Thursday, May 21, 2020

Read Psalm 126


This song is sung by the pilgrim in captivity.  It looks back on a captivity experience (v1) but also pleads for deliverance from a current captivity experience (v4).  Captivity is a situation where we find ourselves bound or limited, against our will, by someone or something else.  Israel was captive in Egypt and then in the Assyrian and Babylonian kingdoms.

We seldom speak of being in captivity.  In America we fought a war of independence so as not to be subject to any foreign power. Yet our souls are often captive to any number of powers.

1.    Multiplied troubles may hold us captive.  We have one trial, then another and another until we think nothing else can happen, but it does!  We feel trapped or overcome. 

2.    Spiritual depression may hold us captive. Our days are not merely blue, they are black.  We have no motivation, no friends (it seems).  We go to bed at night to get away from it, but awake to find its frightful yoke still around our necks.

3.    Miserable backsliding may hold us captive.  There may be a wrong we cannot escape.  It may be the disease of alcoholism, an addiction to pornography, or an obsession with our credit card.  But the disease, the addiction, and the obsession are slavery.  I am held and I have no power to break free.

4.    Grievous doubt may hold us captive.  Guilt for any of the above or for some past misdeed may overcome us.  We lack an optimism (hope) about tomorrow and have no confidence to live today.  There is no assurance about our relationship with our Creator.  This too is captivity.

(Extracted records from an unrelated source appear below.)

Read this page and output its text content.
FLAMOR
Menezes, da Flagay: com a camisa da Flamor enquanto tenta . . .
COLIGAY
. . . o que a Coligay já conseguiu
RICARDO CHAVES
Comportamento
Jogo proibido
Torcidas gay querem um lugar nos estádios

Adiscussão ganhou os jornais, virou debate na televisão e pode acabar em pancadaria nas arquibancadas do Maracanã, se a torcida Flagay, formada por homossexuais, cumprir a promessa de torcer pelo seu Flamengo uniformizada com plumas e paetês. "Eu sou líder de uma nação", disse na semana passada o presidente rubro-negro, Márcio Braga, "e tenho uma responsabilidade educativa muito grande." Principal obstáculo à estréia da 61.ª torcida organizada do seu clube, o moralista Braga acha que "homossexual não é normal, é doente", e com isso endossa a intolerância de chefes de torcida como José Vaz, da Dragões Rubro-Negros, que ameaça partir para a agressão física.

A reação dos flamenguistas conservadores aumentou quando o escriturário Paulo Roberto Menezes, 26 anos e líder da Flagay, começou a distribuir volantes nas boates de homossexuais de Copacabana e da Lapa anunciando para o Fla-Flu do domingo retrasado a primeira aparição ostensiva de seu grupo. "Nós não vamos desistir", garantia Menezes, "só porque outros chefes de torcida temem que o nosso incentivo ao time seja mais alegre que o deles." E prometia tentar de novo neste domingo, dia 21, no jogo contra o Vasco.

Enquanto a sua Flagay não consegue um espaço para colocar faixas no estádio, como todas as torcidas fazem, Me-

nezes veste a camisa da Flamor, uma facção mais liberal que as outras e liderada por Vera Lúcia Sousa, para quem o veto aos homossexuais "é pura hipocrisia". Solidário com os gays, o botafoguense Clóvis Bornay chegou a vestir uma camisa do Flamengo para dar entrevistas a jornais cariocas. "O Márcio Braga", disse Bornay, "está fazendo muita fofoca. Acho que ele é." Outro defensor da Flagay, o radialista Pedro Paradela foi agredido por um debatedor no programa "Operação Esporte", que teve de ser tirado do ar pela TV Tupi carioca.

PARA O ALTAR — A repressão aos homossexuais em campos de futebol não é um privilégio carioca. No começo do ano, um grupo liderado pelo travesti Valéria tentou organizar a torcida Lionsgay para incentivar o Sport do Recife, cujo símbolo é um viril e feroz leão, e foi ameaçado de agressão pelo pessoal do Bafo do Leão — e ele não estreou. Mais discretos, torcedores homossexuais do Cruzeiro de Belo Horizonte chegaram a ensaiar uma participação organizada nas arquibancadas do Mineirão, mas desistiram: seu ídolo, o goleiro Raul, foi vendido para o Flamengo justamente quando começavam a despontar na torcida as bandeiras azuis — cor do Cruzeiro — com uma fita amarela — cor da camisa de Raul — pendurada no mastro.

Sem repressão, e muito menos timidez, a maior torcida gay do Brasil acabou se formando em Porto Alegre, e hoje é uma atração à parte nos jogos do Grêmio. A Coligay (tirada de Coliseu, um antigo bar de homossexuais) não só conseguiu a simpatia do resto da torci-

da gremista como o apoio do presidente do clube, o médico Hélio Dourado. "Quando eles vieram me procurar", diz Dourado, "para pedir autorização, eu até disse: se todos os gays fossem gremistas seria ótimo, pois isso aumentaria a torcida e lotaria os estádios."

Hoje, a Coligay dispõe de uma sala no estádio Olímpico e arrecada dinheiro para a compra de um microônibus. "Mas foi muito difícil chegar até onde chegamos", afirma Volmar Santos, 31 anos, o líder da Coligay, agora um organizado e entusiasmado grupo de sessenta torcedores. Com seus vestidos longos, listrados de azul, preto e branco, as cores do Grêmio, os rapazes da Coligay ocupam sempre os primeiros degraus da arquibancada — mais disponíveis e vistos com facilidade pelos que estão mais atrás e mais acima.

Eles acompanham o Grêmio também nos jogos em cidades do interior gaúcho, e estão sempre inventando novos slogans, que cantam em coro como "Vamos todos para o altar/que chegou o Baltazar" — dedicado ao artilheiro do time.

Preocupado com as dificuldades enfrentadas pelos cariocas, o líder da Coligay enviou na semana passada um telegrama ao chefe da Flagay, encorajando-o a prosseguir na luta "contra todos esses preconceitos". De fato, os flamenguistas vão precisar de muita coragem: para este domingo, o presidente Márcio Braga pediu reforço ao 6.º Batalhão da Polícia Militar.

Listen carefully: slavery is not something reserved for a few people that society labels sick or addicted.  When Jesus uttered those well known words, "you shall know the truth, and the truth shall make you free" (John 8:32), the crowd argued that they had never been held captive by anyone and didn't need freedom.  Jesus' answer was simple: Whoever commits sin is a slave of sin (v34).  That definition of captivity makes us all captive.

Finally, the Maker of Heaven and Earth, Who watches over the pilgrim can deliver the pilgrim from captivity so sorrow is replaced by singing and laughter (v1-3). Jesus says this deliverance involves being true disciples by abiding in His word (John 8:31).  This deliverance is for the one who seeks God (Ps. 126:4).